We’ve collected some links for you from around the web. This week, our focus is on the unique challenges of mental health issues faced by grad students. Click the link in each heading and let us know what you think in the comments below!
The Dangers Of High-Functioning Depression and Anxiety (The Odyssey Online)
“Wow, you don’t seem depressed”: Author Nicole Kordana shares the silent struggles she faced with depression and anxiety while seeming to have it all put together. As such “high-functioning” mental illnesses are quite common, she offers a few tips in coping with depression and anxiety.
Life of the Mind Interrupted (Chronicle Vitae)
Katie Rose Guest Pryal, a PhD in English, writes a series of articles on mental illness, providing an excellent discussion of the issues faced by academics specifically. Featured on The Chronicle of Higher Education, these articles cover a wide range of topics, such as securing accommodations for one’s psychiatric disability beyond the undergraduate level, tips for navigating academic conferences for those living with depression and/or anxiety, and the tricky game of mental illness disclosure in academia.
On Depression, and the Toll Academia Exacts (Chronicle Vitae)

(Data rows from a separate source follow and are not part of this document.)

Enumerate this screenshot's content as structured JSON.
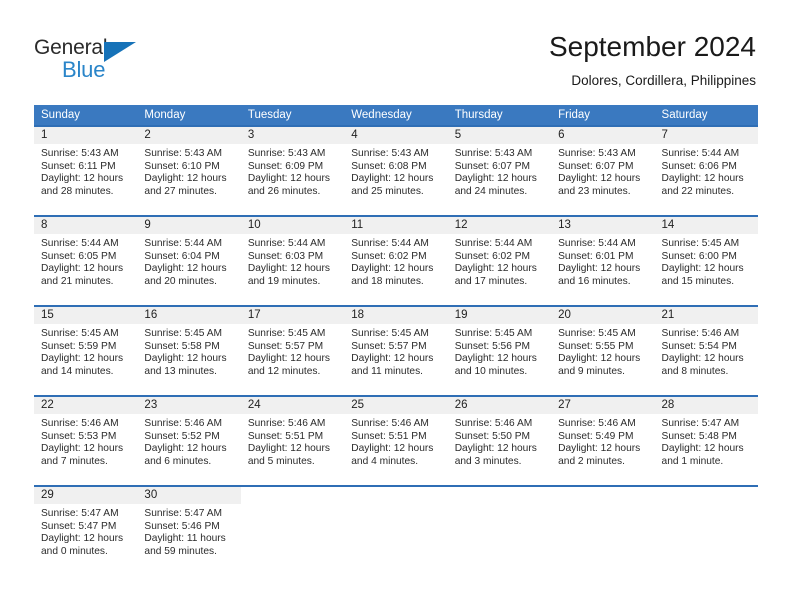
{
  "brand": {
    "name_dark": "General",
    "name_blue": "Blue",
    "triangle_color": "#1672b8",
    "blue_text_color": "#2a85c9"
  },
  "header": {
    "title": "September 2024",
    "subtitle": "Dolores, Cordillera, Philippines"
  },
  "theme": {
    "header_bg": "#3a79c0",
    "row_border": "#2f6eb5",
    "daynum_band": "#f0f0f0"
  },
  "weekdays": [
    "Sunday",
    "Monday",
    "Tuesday",
    "Wednesday",
    "Thursday",
    "Friday",
    "Saturday"
  ],
  "labels": {
    "sunrise_prefix": "Sunrise:",
    "sunset_prefix": "Sunset:",
    "daylight_prefix": "Daylight:"
  },
  "weeks": [
    [
      {
        "day": "1",
        "sunrise": "Sunrise: 5:43 AM",
        "sunset": "Sunset: 6:11 PM",
        "daylight1": "Daylight: 12 hours",
        "daylight2": "and 28 minutes."
      },
      {
        "day": "2",
        "sunrise": "Sunrise: 5:43 AM",
        "sunset": "Sunset: 6:10 PM",
        "daylight1": "Daylight: 12 hours",
        "daylight2": "and 27 minutes."
      },
      {
        "day": "3",
        "sunrise": "Sunrise: 5:43 AM",
        "sunset": "Sunset: 6:09 PM",
        "daylight1": "Daylight: 12 hours",
        "daylight2": "and 26 minutes."
      },
      {
        "day": "4",
        "sunrise": "Sunrise: 5:43 AM",
        "sunset": "Sunset: 6:08 PM",
        "daylight1": "Daylight: 12 hours",
        "daylight2": "and 25 minutes."
      },
      {
        "day": "5",
        "sunrise": "Sunrise: 5:43 AM",
        "sunset": "Sunset: 6:07 PM",
        "daylight1": "Daylight: 12 hours",
        "daylight2": "and 24 minutes."
      },
      {
        "day": "6",
        "sunrise": "Sunrise: 5:43 AM",
        "sunset": "Sunset: 6:07 PM",
        "daylight1": "Daylight: 12 hours",
        "daylight2": "and 23 minutes."
      },
      {
        "day": "7",
        "sunrise": "Sunrise: 5:44 AM",
        "sunset": "Sunset: 6:06 PM",
        "daylight1": "Daylight: 12 hours",
        "daylight2": "and 22 minutes."
      }
    ],
    [
      {
        "day": "8",
        "sunrise": "Sunrise: 5:44 AM",
        "sunset": "Sunset: 6:05 PM",
        "daylight1": "Daylight: 12 hours",
        "daylight2": "and 21 minutes."
      },
      {
        "day": "9",
        "sunrise": "Sunrise: 5:44 AM",
        "sunset": "Sunset: 6:04 PM",
        "daylight1": "Daylight: 12 hours",
        "daylight2": "and 20 minutes."
      },
      {
        "day": "10",
        "sunrise": "Sunrise: 5:44 AM",
        "sunset": "Sunset: 6:03 PM",
        "daylight1": "Daylight: 12 hours",
        "daylight2": "and 19 minutes."
      },
      {
        "day": "11",
        "sunrise": "Sunrise: 5:44 AM",
        "sunset": "Sunset: 6:02 PM",
        "daylight1": "Daylight: 12 hours",
        "daylight2": "and 18 minutes."
      },
      {
        "day": "12",
        "sunrise": "Sunrise: 5:44 AM",
        "sunset": "Sunset: 6:02 PM",
        "daylight1": "Daylight: 12 hours",
        "daylight2": "and 17 minutes."
      },
      {
        "day": "13",
        "sunrise": "Sunrise: 5:44 AM",
        "sunset": "Sunset: 6:01 PM",
        "daylight1": "Daylight: 12 hours",
        "daylight2": "and 16 minutes."
      },
      {
        "day": "14",
        "sunrise": "Sunrise: 5:45 AM",
        "sunset": "Sunset: 6:00 PM",
        "daylight1": "Daylight: 12 hours",
        "daylight2": "and 15 minutes."
      }
    ],
    [
      {
        "day": "15",
        "sunrise": "Sunrise: 5:45 AM",
        "sunset": "Sunset: 5:59 PM",
        "daylight1": "Daylight: 12 hours",
        "daylight2": "and 14 minutes."
      },
      {
        "day": "16",
        "sunrise": "Sunrise: 5:45 AM",
        "sunset": "Sunset: 5:58 PM",
        "daylight1": "Daylight: 12 hours",
        "daylight2": "and 13 minutes."
      },
      {
        "day": "17",
        "sunrise": "Sunrise: 5:45 AM",
        "sunset": "Sunset: 5:57 PM",
        "daylight1": "Daylight: 12 hours",
        "daylight2": "and 12 minutes."
      },
      {
        "day": "18",
        "sunrise": "Sunrise: 5:45 AM",
        "sunset": "Sunset: 5:57 PM",
        "daylight1": "Daylight: 12 hours",
        "daylight2": "and 11 minutes."
      },
      {
        "day": "19",
        "sunrise": "Sunrise: 5:45 AM",
        "sunset": "Sunset: 5:56 PM",
        "daylight1": "Daylight: 12 hours",
        "daylight2": "and 10 minutes."
      },
      {
        "day": "20",
        "sunrise": "Sunrise: 5:45 AM",
        "sunset": "Sunset: 5:55 PM",
        "daylight1": "Daylight: 12 hours",
        "daylight2": "and 9 minutes."
      },
      {
        "day": "21",
        "sunrise": "Sunrise: 5:46 AM",
        "sunset": "Sunset: 5:54 PM",
        "daylight1": "Daylight: 12 hours",
        "daylight2": "and 8 minutes."
      }
    ],
    [
      {
        "day": "22",
        "sunrise": "Sunrise: 5:46 AM",
        "sunset": "Sunset: 5:53 PM",
        "daylight1": "Daylight: 12 hours",
        "daylight2": "and 7 minutes."
      },
      {
        "day": "23",
        "sunrise": "Sunrise: 5:46 AM",
        "sunset": "Sunset: 5:52 PM",
        "daylight1": "Daylight: 12 hours",
        "daylight2": "and 6 minutes."
      },
      {
        "day": "24",
        "sunrise": "Sunrise: 5:46 AM",
        "sunset": "Sunset: 5:51 PM",
        "daylight1": "Daylight: 12 hours",
        "daylight2": "and 5 minutes."
      },
      {
        "day": "25",
        "sunrise": "Sunrise: 5:46 AM",
        "sunset": "Sunset: 5:51 PM",
        "daylight1": "Daylight: 12 hours",
        "daylight2": "and 4 minutes."
      },
      {
        "day": "26",
        "sunrise": "Sunrise: 5:46 AM",
        "sunset": "Sunset: 5:50 PM",
        "daylight1": "Daylight: 12 hours",
        "daylight2": "and 3 minutes."
      },
      {
        "day": "27",
        "sunrise": "Sunrise: 5:46 AM",
        "sunset": "Sunset: 5:49 PM",
        "daylight1": "Daylight: 12 hours",
        "daylight2": "and 2 minutes."
      },
      {
        "day": "28",
        "sunrise": "Sunrise: 5:47 AM",
        "sunset": "Sunset: 5:48 PM",
        "daylight1": "Daylight: 12 hours",
        "daylight2": "and 1 minute."
      }
    ],
    [
      {
        "day": "29",
        "sunrise": "Sunrise: 5:47 AM",
        "sunset": "Sunset: 5:47 PM",
        "daylight1": "Daylight: 12 hours",
        "daylight2": "and 0 minutes."
      },
      {
        "day": "30",
        "sunrise": "Sunrise: 5:47 AM",
        "sunset": "Sunset: 5:46 PM",
        "daylight1": "Daylight: 11 hours",
        "daylight2": "and 59 minutes."
      },
      {
        "day": "",
        "sunrise": "",
        "sunset": "",
        "daylight1": "",
        "daylight2": ""
      },
      {
        "day": "",
        "sunrise": "",
        "sunset": "",
        "daylight1": "",
        "daylight2": ""
      },
      {
        "day": "",
        "sunrise": "",
        "sunset": "",
        "daylight1": "",
        "daylight2": ""
      },
      {
        "day": "",
        "sunrise": "",
        "sunset": "",
        "daylight1": "",
        "daylight2": ""
      },
      {
        "day": "",
        "sunrise": "",
        "sunset": "",
        "daylight1": "",
        "daylight2": ""
      }
    ]
  ]
}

“Graduate school doesn’t make me depressed. But being a student certainly has ways of making my chronic illness more challenging.” In this powerful personal account, a Ph.D. candidate in U.S. History shares her experiences of living with clinical depression in graduate school and calls for a conversation about what academic institutions can do to support those with mental illnesses.
Mental Health Issues Among Graduate Students (Inside Higher Ed)
This article highlights the prevalence of mental health problems among graduate students and offers several concrete suggestions for how universities/departments can help, including:
- Open acknowledgement of the problem from graduate departments
- Training academic advisors on preventing, recognizing, and addressing mental health issues in their students
- Offering wellness-based workshops
In this Slate article, Lisa McElory, a law professor at Drexel University, shares her struggles as an academic with a severe anxiety disorder. Reflecting on earlier stages of her career, she discusses the ways in which pre-tenure job insecurity exacerbated her symptoms and the additional challenges she faced in an already demanding professional career. Now that she has secured tenure, McElory feels compelled to speak out in honor of other academics who live with mental illnesses and provide support to her junior colleagues.